Octogenarian receives diploma 63 years late

Olin Business School grad travels from Philadelphia to St. Louis for ceremony

The bespectacled octogenarian with a cane, wearing a flowing green gown and mortarboard might have been mistaken for a professor emeritus at the Olin Business School graduation ceremony at Washington University in St. Louis May 21.

Jon Furst

James Martin Wybar, 84, after the ceremony. He received a standing ovation as he walked across the stage to receive his diploma with the BSBA class of 2010.

But when James Martin Wybar, 84, walked across the stage to receive his diploma, the Class of 2010 jumped to its feet and cheered the gentleman from the Class of 1947 who finally had returned to campus to receive his degree.

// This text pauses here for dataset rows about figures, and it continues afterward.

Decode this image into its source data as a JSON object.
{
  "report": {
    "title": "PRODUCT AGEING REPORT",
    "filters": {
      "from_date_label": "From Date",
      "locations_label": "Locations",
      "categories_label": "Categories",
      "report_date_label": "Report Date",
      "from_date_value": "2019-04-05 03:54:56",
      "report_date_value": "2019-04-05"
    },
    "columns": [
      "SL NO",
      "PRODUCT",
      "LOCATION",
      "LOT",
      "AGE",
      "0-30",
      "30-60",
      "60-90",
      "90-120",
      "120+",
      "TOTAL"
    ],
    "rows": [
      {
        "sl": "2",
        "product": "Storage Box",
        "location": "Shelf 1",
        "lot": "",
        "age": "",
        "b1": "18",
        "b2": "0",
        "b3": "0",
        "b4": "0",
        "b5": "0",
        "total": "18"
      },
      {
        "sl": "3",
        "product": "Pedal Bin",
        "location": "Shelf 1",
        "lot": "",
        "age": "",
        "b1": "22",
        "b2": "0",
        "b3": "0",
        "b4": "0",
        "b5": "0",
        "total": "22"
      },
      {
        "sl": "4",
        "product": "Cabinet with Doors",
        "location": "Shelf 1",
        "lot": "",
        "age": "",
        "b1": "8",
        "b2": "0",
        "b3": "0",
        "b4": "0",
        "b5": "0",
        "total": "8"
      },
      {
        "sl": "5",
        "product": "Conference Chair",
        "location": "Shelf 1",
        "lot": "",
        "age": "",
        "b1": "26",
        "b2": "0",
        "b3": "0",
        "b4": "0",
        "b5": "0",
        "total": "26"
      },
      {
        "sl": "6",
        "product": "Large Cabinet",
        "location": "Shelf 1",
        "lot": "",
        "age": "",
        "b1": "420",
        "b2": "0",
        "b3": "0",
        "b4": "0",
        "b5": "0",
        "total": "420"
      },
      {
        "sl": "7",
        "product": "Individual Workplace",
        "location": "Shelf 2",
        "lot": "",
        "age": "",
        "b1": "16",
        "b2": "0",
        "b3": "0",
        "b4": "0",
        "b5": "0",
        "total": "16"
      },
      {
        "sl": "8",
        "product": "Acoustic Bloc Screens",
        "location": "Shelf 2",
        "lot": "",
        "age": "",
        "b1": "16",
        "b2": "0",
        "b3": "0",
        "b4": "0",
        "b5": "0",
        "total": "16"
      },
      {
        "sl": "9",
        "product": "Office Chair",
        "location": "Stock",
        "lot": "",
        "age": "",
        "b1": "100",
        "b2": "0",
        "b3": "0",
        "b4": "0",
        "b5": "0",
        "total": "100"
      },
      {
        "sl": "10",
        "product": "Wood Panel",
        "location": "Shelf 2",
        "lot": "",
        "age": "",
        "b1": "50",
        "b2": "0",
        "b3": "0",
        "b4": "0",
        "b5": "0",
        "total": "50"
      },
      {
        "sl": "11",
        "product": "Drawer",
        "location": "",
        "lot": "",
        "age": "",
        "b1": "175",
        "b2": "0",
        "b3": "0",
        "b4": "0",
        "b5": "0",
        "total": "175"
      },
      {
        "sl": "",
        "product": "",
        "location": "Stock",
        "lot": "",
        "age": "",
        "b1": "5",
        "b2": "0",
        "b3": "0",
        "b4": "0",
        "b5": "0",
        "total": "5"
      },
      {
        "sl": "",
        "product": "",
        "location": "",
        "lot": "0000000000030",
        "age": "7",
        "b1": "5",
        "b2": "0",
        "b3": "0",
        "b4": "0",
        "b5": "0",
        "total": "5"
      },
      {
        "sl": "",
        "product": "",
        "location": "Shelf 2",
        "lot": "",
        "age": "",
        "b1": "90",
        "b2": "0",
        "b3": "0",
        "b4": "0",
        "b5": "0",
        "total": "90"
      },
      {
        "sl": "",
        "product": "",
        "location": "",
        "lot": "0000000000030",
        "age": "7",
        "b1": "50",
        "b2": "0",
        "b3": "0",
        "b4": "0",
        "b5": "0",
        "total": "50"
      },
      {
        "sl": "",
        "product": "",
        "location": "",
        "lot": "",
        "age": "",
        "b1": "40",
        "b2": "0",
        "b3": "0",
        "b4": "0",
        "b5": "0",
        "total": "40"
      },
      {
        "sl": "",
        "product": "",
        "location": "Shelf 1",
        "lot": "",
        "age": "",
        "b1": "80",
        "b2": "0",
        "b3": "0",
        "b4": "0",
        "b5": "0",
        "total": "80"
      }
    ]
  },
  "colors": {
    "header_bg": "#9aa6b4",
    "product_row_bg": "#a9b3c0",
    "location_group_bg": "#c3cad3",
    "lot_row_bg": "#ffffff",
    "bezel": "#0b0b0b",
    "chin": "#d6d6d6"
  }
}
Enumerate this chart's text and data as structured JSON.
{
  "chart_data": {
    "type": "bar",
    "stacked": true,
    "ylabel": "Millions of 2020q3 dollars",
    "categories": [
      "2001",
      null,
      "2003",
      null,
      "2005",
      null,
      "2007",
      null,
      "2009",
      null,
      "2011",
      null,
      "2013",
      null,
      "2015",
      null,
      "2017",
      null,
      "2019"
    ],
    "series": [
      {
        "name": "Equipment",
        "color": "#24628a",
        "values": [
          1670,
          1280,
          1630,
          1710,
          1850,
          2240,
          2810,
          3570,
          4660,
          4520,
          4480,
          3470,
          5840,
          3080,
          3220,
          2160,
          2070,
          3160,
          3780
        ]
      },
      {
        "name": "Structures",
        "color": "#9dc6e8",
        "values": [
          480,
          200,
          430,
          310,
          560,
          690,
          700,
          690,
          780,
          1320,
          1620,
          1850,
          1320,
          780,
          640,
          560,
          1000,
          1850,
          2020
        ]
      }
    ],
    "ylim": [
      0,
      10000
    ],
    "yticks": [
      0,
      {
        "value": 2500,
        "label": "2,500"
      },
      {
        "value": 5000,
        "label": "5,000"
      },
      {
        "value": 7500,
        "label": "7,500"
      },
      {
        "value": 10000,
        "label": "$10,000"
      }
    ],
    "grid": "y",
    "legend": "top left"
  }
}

“I never did this before in my life,” Wybar says of the graduation ceremony, between posing for photos with his twenty-something classmates. Wybar earned a GED for high school and has attended many graduations as a father and grandfather, but never his own.

Wybar entered Washington University in 1945 with help from the G.I. Bill after serving in the U.S. Air Force during World War II. Two years later — just two credits shy of graduating — Wybar returned to his hometown, Philadelphia, to be near his widowed mother.

He took courses to finish his degree at Villanova University, but didn’t get a chance to collect his WUSTL diploma. He has been busy these past 63 years with a career in the property casualty insurance business, a 57-year marriage, three daughters and six grandchildren, to name a few of the distractions.

Wybar’s son-in-law, John Niemkiewicz, like other members of the family, had heard the tale of the missing diploma for many years and decided it was time to do something about it. Niemkiewicz secretly contacted WUSTL and made arrangements for Wybar to participate in this year’s ceremony.

When Wybar opened a present last Christmas to find an empty frame for a college diploma, he said, “What in the dickens is this?”

His son-in-law and daughters revealed the surprise of a trip to St. Louis to receive his degree and participate in Commencement with the Class of 2010.

Daughters Linda Hahn and Renie Niemkiewicz accompanied their father on the trip to his alma mater. They smiled as they watched their dad enjoy all the pomp, circumstance and special attention paid to the oldest graduate in Olin’s history.